Earlier today the regulator published its interim findings from its retirement outcomes review.
It found since the pension freedoms consumers have withdrawn their pension pots and moved their money into savings and investments elsewhere, and that many savers are moving into drawdown without advice.
The regulator also raised concerns about a lack of competition in the annuity market and limited product innovation.
It has suggested savers should be offered default investment strategies for non-advised drawdown, subject to a charge cap. It has also proposed breaking the link between tax-free cash and the pension pot which currently means some savers have to move into drawdown to access their savings.
Speaking to Money Marketing, FCA director of competition Mary Starks says the proposals are focused on ensuring the retirement market works well in the future, not reversing the reforms.
She says: “This is about the FCA trying to stay close to the market as it evolves, and spotting any future issues early. The fact we have seen such significant changes in behaviour since the freedoms show consumers really welcome the reforms and are making use of them. If they wanted to carry on buying annuities they could have done, and they haven’t.
“This is absolutely not an indictment of pension freedoms. This is about what we need to do as the market evolves to make sure the freedoms work well and put the market on a strong footing for the future.”
Starks says the FCA has not tasked itself with finding out whether the reforms have been a success or failure, or “marking the homework” of pension freedoms.
She welcomes the fact the reforms have not resulted in a “Lamborghini crisis”, with savers cashing out their pensions to fund a jetset lifestyle.
But Starks says: “People aren’t taking their cash out of their pension pots and blowing it, but a lot of people are taking their cash out of their pots and saving or investing it elsewhere.
“We don’t think it’s a good sign when people are saying they don’t trust pensions or they don’t believe in them. That mistrust element is not a healthy thing in a market.

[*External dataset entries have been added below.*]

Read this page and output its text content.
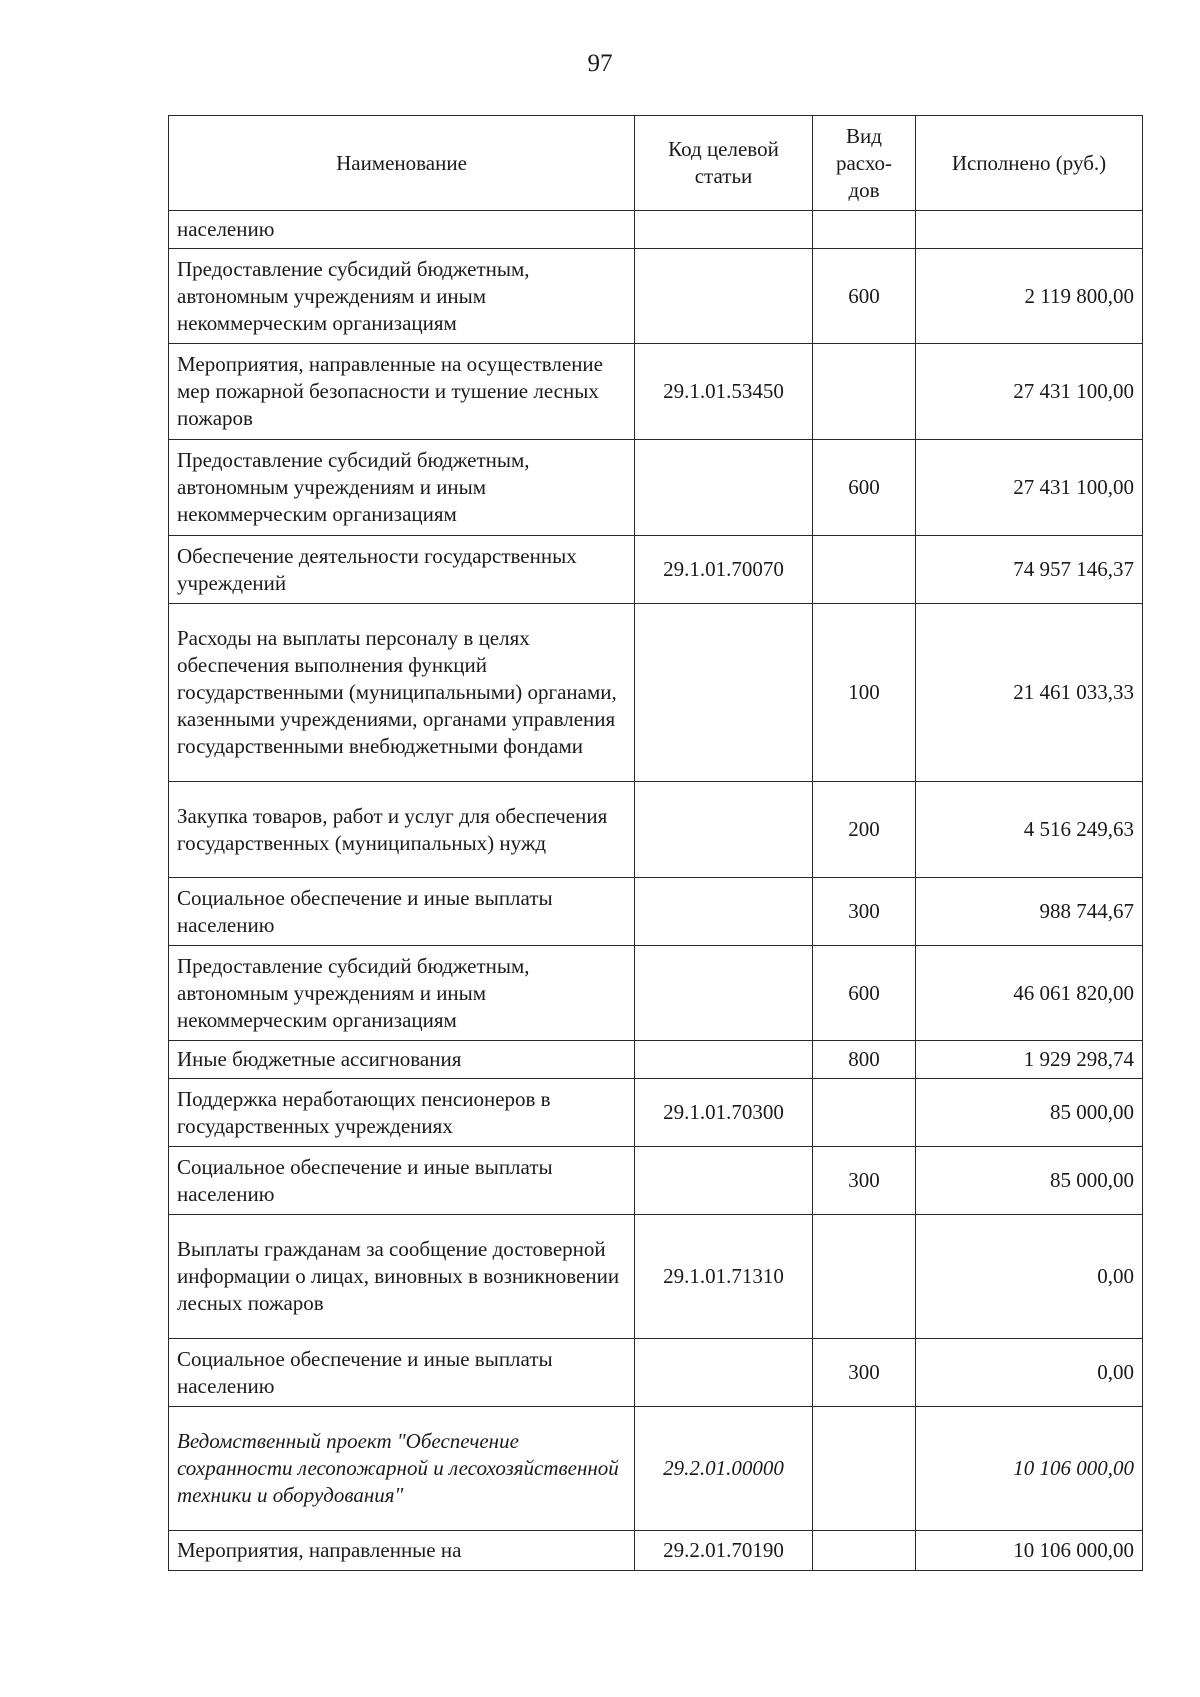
97
Наименование	Код целевой статьи	Вид расхо-дов	Исполнено (руб.)
населению			
Предоставление субсидий бюджетным, автономным учреждениям и иным некоммерческим организациям		600	2 119 800,00
Мероприятия, направленные на осуществление мер пожарной безопасности и тушение лесных пожаров	29.1.01.53450		27 431 100,00
Предоставление субсидий бюджетным, автономным учреждениям и иным некоммерческим организациям		600	27 431 100,00
Обеспечение деятельности государственных учреждений	29.1.01.70070		74 957 146,37
Расходы на выплаты персоналу в целях обеспечения выполнения функций государственными (муниципальными) органами, казенными учреждениями, органами управления государственными внебюджетными фондами		100	21 461 033,33
Закупка товаров, работ и услуг для обеспечения государственных (муниципальных) нужд		200	4 516 249,63
Социальное обеспечение и иные выплаты населению		300	988 744,67
Предоставление субсидий бюджетным, автономным учреждениям и иным некоммерческим организациям		600	46 061 820,00
Иные бюджетные ассигнования		800	1 929 298,74
Поддержка неработающих пенсионеров в государственных учреждениях	29.1.01.70300		85 000,00
Социальное обеспечение и иные выплаты населению		300	85 000,00
Выплаты гражданам за сообщение достоверной информации о лицах, виновных в возникновении лесных пожаров	29.1.01.71310		0,00
Социальное обеспечение и иные выплаты населению		300	0,00
Ведомственный проект "Обеспечение сохранности лесопожарной и лесохозяйственной техники и оборудования"	29.2.01.00000		10 106 000,00
Мероприятия, направленные на	29.2.01.70190		10 106 000,00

That worries us, as it suggests particularly when there are bigger amounts of money at stake people might be moving their money prematurely, they might be missing out on employer contributions, they might be paying more tax than they need to, or missing out on investment growth through a cash Isa.”
She adds: “There are a series of consequences that come from taking money out of pensions because consumers don’t trust them that worries us.”